= Treaty of Bruges (1521) =

Alliance between England and Spain

The Treaty of Bruges (not to be confused with the unrelated 1375 treaty between England and France) was a secret treaty of alliance between England and the Holy Roman Empire signed late in the year 1521 during the Italian War of 1521–26. The treaty sought to establish a date for war with France waged by an Anglo-Habsburg alliance. The treaty was between the English King Henry VIII and Spanish King and Holy Roman Emperor Charles V and signed by representatives of the interested parties and subject to papal agreement. Cardinal Thomas Wolsey was the chief representative for the Kingdom of England and Margaret of Austria, Duchess of Savoy represented the Habsburg interests.

== Terms of the Treaty ==
The treaty was a secret document that detailed plans for a war with France, conducted against them by an Anglo-Habsburg alliance, by March 1523. It demanded that from February 1522 each party was to make allowance for their leaders to be able to move freely across the Channel between England and the Habsburg Low Countries in order to raise money and men for the war. 3000 troops were recommended to complete the task of protecting the movements of Henry VIII and Charles V.
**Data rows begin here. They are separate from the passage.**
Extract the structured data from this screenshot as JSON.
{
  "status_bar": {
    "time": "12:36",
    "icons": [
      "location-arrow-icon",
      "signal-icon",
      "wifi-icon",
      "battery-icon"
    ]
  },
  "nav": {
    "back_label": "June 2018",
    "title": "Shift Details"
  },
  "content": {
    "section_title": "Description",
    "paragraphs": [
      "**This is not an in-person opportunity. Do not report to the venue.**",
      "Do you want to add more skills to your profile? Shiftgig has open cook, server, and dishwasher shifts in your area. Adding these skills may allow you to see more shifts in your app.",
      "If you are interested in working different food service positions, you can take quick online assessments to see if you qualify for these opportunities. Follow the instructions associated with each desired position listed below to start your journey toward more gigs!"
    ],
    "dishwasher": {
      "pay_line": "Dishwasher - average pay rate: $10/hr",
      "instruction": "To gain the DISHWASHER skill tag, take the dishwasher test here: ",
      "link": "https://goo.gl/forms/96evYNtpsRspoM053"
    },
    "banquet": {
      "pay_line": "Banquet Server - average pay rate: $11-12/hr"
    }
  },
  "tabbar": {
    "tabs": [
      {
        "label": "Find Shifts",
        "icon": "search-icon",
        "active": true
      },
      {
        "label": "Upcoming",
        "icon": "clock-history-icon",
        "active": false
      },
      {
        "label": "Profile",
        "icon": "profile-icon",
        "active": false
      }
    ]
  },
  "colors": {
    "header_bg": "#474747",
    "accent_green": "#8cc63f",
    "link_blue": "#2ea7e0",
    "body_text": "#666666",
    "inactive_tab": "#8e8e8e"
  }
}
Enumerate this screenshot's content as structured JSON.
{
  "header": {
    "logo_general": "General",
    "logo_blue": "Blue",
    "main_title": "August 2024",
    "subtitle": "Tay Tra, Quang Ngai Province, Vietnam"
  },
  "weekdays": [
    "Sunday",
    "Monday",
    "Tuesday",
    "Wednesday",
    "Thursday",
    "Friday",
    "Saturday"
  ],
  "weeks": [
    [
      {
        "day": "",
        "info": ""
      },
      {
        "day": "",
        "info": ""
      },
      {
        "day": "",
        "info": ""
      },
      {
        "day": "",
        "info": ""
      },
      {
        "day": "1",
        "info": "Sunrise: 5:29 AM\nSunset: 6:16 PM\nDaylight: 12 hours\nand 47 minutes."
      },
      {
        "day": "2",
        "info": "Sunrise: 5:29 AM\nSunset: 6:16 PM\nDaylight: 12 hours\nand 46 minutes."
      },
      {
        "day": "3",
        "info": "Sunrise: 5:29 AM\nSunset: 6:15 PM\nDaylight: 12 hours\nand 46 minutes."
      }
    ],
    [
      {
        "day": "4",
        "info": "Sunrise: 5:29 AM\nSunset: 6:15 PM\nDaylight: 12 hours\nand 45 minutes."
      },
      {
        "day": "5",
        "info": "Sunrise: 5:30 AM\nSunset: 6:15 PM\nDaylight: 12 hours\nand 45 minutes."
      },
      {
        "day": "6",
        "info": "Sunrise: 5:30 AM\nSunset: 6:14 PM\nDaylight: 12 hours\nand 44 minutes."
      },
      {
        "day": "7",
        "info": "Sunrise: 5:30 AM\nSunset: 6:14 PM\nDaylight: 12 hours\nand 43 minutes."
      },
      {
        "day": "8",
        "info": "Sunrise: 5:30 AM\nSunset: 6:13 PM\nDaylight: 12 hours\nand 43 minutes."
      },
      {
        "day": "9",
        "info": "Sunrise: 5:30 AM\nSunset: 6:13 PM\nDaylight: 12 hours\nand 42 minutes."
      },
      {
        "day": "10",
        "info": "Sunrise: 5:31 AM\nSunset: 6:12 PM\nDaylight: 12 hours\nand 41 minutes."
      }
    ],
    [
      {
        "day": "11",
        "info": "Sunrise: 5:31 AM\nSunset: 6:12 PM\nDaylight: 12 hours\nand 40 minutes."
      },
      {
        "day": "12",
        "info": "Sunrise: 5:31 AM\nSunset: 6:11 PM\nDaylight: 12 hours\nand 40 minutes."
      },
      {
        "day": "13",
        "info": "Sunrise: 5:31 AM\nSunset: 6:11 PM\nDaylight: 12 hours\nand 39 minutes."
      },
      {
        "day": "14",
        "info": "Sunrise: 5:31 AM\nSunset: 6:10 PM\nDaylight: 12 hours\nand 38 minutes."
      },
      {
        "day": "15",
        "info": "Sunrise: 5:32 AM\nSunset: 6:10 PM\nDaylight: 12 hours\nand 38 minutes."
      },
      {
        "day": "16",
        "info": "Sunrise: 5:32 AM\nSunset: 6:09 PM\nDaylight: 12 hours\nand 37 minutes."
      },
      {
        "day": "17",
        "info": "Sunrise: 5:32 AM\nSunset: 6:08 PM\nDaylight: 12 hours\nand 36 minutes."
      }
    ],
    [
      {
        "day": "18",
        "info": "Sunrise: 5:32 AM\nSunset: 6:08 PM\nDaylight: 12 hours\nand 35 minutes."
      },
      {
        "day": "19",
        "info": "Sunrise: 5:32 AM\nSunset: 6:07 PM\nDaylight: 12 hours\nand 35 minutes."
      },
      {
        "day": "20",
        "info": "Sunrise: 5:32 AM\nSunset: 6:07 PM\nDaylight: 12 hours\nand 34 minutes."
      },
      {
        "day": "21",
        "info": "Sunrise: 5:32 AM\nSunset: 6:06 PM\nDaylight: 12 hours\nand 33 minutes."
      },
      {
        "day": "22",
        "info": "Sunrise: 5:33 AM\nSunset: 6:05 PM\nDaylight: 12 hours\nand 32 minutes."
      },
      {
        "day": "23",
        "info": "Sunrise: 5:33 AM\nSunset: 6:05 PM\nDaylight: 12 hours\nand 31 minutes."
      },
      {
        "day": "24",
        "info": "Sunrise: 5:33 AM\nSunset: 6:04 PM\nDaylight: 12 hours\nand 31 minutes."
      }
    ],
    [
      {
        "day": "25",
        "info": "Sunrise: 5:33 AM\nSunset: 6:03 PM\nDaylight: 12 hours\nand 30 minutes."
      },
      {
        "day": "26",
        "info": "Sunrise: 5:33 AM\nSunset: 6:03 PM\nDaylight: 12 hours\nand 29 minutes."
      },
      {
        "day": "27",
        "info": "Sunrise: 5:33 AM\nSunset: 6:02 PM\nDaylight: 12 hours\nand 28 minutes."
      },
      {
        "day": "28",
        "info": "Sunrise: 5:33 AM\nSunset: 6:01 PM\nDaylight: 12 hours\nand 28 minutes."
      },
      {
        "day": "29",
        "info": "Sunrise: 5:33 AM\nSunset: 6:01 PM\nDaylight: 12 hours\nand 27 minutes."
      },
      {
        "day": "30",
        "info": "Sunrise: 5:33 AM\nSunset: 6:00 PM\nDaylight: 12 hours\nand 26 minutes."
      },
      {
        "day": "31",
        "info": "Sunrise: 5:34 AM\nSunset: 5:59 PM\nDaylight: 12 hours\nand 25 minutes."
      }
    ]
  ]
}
The treaty also entailed a marriage alliance between Charles V and Henry VIII's youngest daughter, Princess Mary. The engagement was repudiated by Charles in 1525, partially with Henry's agreement.

Historian John Guy suggests the treaty detailed for a 'Great Enterprise' to be established between the two allies, as Charles V worked through French possessions in Italy and Henry VIII invaded Northern France itself. Both were to land with an agreed 10,000 cavalry and 30,000 troops, though the treaty makes specific provision for England to be able to use some of Charles V's forces in that figure. The allies were expected to meet their objectives by November or further action was to be taken, namely Papal interdicts. Charles V was even expected to finish his Italian efforts by 15 May 1523.

== Reality of the Treaty ==
Throughout the alliance's lifetime, the relationship between Henry VIII and Charles V was marked by English scepticism after Ferdinand II of Aragon let the English down in 1512. Though 1523 was the suggested start date, a small English expedition, led by the Earl of Surrey, assaulted Picardy in 1522 with little real consequence or notable victories. The offensive's date was delayed until 1524 through the 1522 Treaty of Windsor between Henry VIII and Charles V, possibly to further drain French finances being spent in Italy. In 1525 the 'Great Enterprise' was abandoned and the constantly oscillating foreign policy of Wolsey and Henry switched outlook towards France and away from Spain in the 1525 Treaty of the More.